I am the Eagle Scout.
I am the Missouri Boy’s State delegate in the last summer of innocence. I am 17, and although The Ballad of the Green Beret is in heavy rotation on my favorite local Top 40 a.m. radio station, it means nearly nothing to me. I am thinking of my last year in high school, of tennis and cars and college, but not sure how or where. I just know it will be hard to afford, but I will find a way.
I am the Eagle Scout. I have a rifle, and friends with whom I hunt. While I grew up watching John Wayne, Gunsmoke, and Palladin, I can’t conceive of taking another’s life. Sure, there is occasional violence, but its fistfights in the school hallways, or out on the lawn after the bell rings. A cop car or two might show up, but not an ambulance, not a news cruiser.
But late that summer in Austin, Texas, reports of something different, something horrible. A young man in a tower with a high-powered rifle with a telescopic sight. Is it a Texas thing, where less than three years earlier, our president was gunned down by a lone rifleman? Could there be more of this?

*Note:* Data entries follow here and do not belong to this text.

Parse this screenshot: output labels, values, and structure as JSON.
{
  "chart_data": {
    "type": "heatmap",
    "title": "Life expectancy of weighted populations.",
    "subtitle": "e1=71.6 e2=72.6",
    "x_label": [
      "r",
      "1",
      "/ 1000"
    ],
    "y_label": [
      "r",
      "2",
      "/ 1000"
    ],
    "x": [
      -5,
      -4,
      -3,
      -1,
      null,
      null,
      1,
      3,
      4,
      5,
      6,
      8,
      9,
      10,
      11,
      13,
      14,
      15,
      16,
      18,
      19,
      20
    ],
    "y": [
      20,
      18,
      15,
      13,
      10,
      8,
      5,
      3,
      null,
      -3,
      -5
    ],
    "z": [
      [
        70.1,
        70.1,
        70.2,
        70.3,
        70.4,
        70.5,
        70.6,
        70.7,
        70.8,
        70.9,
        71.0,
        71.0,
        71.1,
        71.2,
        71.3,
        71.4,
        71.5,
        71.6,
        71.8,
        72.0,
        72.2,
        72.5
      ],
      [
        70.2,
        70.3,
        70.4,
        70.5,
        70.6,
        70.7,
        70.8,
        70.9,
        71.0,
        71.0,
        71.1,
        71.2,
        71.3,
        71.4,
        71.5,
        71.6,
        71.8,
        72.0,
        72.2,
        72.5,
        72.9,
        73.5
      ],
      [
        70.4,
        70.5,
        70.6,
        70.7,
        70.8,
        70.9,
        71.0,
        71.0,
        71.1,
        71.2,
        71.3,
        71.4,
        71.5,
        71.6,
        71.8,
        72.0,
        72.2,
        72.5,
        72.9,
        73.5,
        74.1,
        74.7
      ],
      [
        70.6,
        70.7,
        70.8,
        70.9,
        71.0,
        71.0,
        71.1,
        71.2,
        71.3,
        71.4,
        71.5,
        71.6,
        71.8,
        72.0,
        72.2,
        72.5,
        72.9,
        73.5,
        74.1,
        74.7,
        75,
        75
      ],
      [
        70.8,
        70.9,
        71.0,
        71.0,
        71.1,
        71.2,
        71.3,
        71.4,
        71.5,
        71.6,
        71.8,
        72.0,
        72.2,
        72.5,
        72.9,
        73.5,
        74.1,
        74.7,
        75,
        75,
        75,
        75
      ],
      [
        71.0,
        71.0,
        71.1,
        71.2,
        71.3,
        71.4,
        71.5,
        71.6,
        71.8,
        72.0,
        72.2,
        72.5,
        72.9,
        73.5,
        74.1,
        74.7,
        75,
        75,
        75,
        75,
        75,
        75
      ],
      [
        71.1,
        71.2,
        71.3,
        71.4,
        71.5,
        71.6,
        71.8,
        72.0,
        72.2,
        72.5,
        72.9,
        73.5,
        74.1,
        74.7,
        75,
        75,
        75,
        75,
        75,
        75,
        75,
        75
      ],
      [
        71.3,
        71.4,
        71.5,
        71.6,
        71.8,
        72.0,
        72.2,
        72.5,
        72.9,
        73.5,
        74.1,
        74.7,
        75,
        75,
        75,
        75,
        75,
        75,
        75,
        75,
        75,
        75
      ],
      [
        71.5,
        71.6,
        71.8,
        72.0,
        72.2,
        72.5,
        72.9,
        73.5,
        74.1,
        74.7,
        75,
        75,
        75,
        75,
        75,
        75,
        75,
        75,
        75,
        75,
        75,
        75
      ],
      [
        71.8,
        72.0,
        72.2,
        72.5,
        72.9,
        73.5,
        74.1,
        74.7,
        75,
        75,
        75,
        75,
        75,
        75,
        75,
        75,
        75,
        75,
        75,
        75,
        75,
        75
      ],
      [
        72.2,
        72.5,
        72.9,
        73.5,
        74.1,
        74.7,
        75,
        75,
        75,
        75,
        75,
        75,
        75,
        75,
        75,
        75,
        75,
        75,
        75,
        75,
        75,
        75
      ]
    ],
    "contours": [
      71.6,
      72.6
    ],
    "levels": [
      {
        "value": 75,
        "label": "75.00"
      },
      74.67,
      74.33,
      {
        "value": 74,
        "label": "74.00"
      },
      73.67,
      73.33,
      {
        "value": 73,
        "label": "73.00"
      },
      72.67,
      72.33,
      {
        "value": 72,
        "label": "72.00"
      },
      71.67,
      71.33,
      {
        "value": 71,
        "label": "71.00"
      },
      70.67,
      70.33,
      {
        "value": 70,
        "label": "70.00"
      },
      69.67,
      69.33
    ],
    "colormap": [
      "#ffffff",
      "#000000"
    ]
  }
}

I am the college student, not as studious as I should have been, and at 21 now, no longer in good standing for a student deferment. I weigh my options and choose to follow my father, grandfather and great-grandfather into the Army, knowing full well that two high school classmates have already died in Vietnam. I enlist, but a Navy doctor tells me — on Christmas eve no less – that I am physically unfit to serve, and thus rejected for military service. I am not religious, but for the first time in my life I understand the theological concept of grace.
At 31, I change careers and pursue writing, a decade past getting my college degree. I am much older than other cub reporters, I am frantic to catch up and learn the craft. I volunteer as a firefighter, because I am needed. I am also near destitute, but am at peace with what I’m doing and who I’ve become.
At 52, I am a husband and a parent of a small child. I am building a house, and a life. I am the boy’s baseball coach. I am comfortable, and for the first time in my life, just a bit overweight. I have life insurance, just in case. And one early September day, I see horror unfold on tv and 3,000 people die. I’ve come to learn that vengeance carried out to spite a grievance isn’t a “Texas thing,” or an Oklahoma City thing, but it has become a thing. It will not merely continue, it will repeat with greater frequency.
Now at 71, we are retired, and that boy is in medical school. Hatred in America has been fanned to an inferno by a psychopathic arsonist in the White House. Like a wind-whipped wildfire, embers jump from acre to acre, incinerating us faster than we can fight it. That “thing” now occurs daily, one grim-faced news conference jostling with another for pre-eminence on the nightly news. I no longer have the stamina to fight the flames, but hope my son one day finds a world with less heat, more light. And healing.
Someday the Eagle Scout’s son will use knowledge, science and compassion to make it all better. His dad did what he could, but to this point, it hasn’t been nearly enough. In retrospect, I was the fortunate son, spared from predatory adults, random violence, prejudice or war, but watching close at hand and taking it all in, a witness who can testify that it all exists.